- From: Travis Leithead <travis.leithead@microsoft.com>
- Date: Tue, 28 Aug 2012 16:07:42 +0000
- To: Harald Alvestrand <harald@alvestrand.no>
- CC: Rich Tibbett <richt@opera.com>, "public-media-capture@w3.org" <public-media-capture@w3.org>
> From: Harald Alvestrand [mailto:harald@alvestrand.no] > > The only potential drawback with this approach is losing the streaming > > content that occurs between the time that stop() is called and start() is > called. > > > > To avoid this problem, you can just introduce an API that simply > > slices the recording at some arbitrary time, allowing the application > > to extract the recording up to that point, while the recorder > > continues recording into a new segment (it won't need to keep the > > prior slice since it's now the application's responsibility). While > > this technique is not the same as a real-time access to the stream, it > > does allow the application to choose what chunking interval they need.

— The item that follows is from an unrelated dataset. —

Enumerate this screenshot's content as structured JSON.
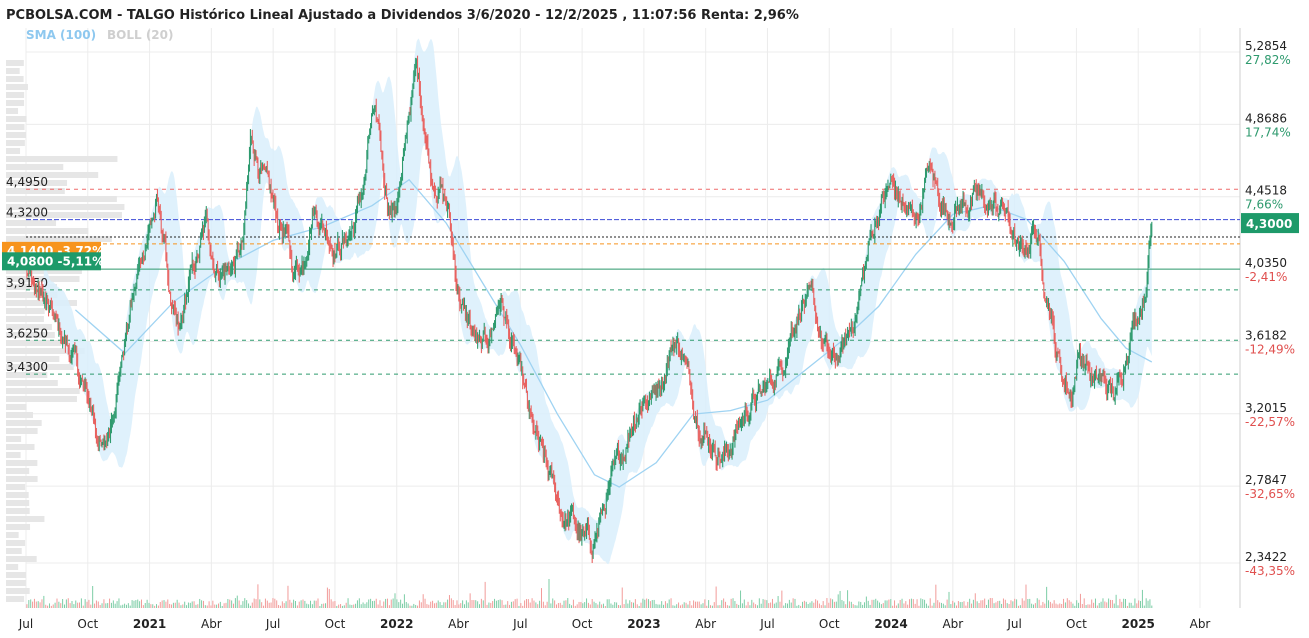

It > more of a polling model, then a push model where the application is simply > handed a chunk of data when it's ready. > > At which point you've invented a block-emitting API. Why not just do **that**? Sorry, I couldn't tell what you meant by **that** (above) do you mean: "invent a block-emitting API"; or do you mean: "go with what you what you just proposed"? I like either way, but I suspect it's better for app performance and accommodates more use cases to put the developer in control by providing some kind of API to "slice the video stream now, and give me the encoded data since the last time I sliced (and keep recording)".